|

It is every parent's right to have controlled access to information about
individuals in their neighbourhood, including convicted child sex offenders
who may pose a risk to their child.
In appropriate cases this access should be also given
to responsible members of the public who have a responsibility for the
care of children.
There must be severe penalties for any person who abuses access to this
information.
Parents should be able to access a local record of all organisations to
determine if their employees or volunteers are subject to the child access
vetting procedures.
Government should establish a task force to review existing programmes
to promote child safety for children and parents.

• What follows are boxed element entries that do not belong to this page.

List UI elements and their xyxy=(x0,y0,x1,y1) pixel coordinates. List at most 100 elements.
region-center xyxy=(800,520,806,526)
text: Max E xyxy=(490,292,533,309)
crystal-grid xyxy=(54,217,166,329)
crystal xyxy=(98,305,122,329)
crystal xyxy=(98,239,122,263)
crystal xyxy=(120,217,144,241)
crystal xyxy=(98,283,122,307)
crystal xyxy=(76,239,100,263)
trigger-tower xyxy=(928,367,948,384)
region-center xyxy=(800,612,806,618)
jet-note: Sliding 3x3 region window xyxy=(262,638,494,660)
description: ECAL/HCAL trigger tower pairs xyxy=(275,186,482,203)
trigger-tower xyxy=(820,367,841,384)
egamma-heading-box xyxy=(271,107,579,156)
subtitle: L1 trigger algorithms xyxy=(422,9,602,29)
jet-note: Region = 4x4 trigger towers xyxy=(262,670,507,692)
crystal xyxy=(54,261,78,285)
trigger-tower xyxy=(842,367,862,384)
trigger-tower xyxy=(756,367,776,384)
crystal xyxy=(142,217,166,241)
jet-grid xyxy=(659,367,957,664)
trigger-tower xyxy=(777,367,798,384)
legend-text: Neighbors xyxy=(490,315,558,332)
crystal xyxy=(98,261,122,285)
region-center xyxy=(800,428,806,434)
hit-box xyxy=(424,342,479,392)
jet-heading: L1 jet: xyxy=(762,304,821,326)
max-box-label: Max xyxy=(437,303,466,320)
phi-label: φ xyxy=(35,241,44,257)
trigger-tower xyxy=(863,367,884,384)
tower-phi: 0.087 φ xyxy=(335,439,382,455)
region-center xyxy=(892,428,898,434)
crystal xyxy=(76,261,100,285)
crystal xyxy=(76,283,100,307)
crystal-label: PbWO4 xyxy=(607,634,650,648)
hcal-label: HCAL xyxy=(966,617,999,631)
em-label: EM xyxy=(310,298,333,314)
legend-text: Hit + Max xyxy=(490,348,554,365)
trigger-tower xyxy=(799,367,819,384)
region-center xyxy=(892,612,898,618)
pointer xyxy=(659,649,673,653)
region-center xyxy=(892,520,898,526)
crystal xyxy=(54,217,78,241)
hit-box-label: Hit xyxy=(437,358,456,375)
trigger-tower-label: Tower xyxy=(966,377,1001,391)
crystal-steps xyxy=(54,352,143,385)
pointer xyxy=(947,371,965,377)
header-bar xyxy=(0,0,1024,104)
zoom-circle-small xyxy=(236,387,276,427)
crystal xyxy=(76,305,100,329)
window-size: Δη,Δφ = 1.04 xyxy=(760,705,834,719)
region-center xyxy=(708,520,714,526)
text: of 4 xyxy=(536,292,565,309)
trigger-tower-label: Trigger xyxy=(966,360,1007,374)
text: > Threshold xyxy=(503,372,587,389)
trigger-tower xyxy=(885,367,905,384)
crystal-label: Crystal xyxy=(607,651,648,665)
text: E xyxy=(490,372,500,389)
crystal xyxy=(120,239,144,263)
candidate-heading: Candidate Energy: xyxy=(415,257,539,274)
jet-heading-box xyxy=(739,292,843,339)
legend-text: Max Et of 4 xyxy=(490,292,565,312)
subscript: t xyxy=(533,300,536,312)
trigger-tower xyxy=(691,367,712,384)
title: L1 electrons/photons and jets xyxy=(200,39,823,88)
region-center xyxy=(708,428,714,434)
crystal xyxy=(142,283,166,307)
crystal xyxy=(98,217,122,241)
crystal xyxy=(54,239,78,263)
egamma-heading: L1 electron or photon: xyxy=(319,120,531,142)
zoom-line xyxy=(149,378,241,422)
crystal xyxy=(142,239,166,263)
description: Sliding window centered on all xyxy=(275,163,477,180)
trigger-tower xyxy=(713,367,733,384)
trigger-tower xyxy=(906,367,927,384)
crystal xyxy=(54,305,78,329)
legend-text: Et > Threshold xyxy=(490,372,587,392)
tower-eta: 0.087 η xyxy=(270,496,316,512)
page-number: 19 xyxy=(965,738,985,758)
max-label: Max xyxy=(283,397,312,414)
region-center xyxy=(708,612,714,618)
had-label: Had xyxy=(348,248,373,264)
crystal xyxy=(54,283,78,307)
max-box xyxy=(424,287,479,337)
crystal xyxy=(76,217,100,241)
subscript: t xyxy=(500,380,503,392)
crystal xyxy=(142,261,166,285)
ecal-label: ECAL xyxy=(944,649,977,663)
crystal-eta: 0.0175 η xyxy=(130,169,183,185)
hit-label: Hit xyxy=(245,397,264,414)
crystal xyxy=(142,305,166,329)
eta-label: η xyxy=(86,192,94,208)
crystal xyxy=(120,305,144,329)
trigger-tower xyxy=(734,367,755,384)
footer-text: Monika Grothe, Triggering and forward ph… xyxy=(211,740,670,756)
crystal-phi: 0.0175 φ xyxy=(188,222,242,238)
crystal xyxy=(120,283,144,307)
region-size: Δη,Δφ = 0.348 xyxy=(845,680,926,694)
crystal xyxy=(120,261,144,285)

When passing sentence, courts should have the power to prevent offenders
contacting or living near their victims.
The orders would be made on the basis of representations made by the victim.
Release licence conditions should include restrictions on contact with
victims.
Every child victim of sexual abuse should as of right receive appropriate
support, counselling and therapy.

The existing police vetting arrangements for people intending to work
with children should be extended to cover all voluntary organisations.
The Government should make funds available to allow voluntary organisations
to apply for the vetting information free of charge.
The existing Sex Offenders Register should be
amended to:
- Require registration to be made within 72 hours
of release from custody.
- Require registration to be made in person at designated
police stations.
- The offender should be required to have his or
her photograph taken for identification purposes at the time of registration
and at any other reasonable time when his or her appearance has changed.
- The re-registration of offenders should take place
at pre-determined intervals.
- The penalty for failing to comply with the register
should be increased from six months' to five years' imprisonment.
- Offenders should be required to notify foreign
travel.
- Sex Offender Orders should be extended to enable
high-risk offenders who fall outside the current sex offender registration
requirement to be included in the register.
- Sex Offender Orders should be revised to enable
the police to make greater use of them as a pro-active tool.
- It is every victim's right to understand the sentence
imposed by the court. Victims have a right to know what period in custody
the offender will actually serve.
- Sex offenders should be subject to a risk-assessment
process at the time of their sentence by the court and indeterminate
sentences be imposed in appropriate cases.
- Where an offender is assessed as suffering from
severe personality disorder, and as a consequence poses a significant
threat to children, he or she should be detained in secure accommodation.
To date, as a direct response to the campaign, the
Government has agreed to implement many of these proposals.
However, the politicians are still resisting to the heart of Sarah's Law,
that is parents' right to controlled information about child sex offenders
in their neighbourhood.


They reveal the true depth of depravity that exists
so close to home. It is why we must know who are the paedophiles among
us:
- There are officially more than 110,000 convicted
paedophiles in England and Wales, around seven in every 1,000 men aged
over 20. But experts believe the true figure is far higher because so
few cases reach the courts. This monstrosity knows no class barriers
- 35 per cent of those brought before the courts are from a professional
background.
- Detective Chief Inspector Bob McLachlan, head of
Scotland Yard's paedophile unit, reveals that 64 per cent of paedophiles
re-offend four or more years after their first conviction.
- An independent study on 500 paedophiles found that
they had each molested on average 380 children. Government figures also
show that 30 per cent of offenders have had at least 10 child victims.
Experts believe the average paedophile would have abused 200 children
before ever being prosecuted.
- Between five and nine children are abducted and
killed each year. The grief and despair touches every area of the country.
- There are 4,000 men aged 20-25 with paedophile
convictions and 6,000 aged 26-29. 21,000 are in their 30s and 79,000
over 40. Many paedophiles fall into a cycle of offending which becomes
increasingly serious and frequent.
- The number of convictions for gross indecency with
a child doubled between 1985 and 1995, from 633 to 1,287.
- Adolescents make up one third of all child sex
crime. This means there are around 35,000 teenagers in Britain who have
committed a sexual offence against a child. Because abuse is a persistent
crime, many of these youngsters will turn into adult abusers.
- According to a Home Office survey around one in
60 men born in 1953 had a conviction for some type of sexual offence
by the time they were 40.
- There are 12,000 people on the Sex Offenders Register
which came into force in 1997 and includes all sexual crime. More than
2,200 men cautioned for sex offences each year are required to sign
on to it for five years. But the law does not require people convicted
before 1997 to register on it.
- More than 20,000 child victims of a sex-related
crime rang the Childline and NSPCC helplines last year. But two thirds
of children will never report a sex attack.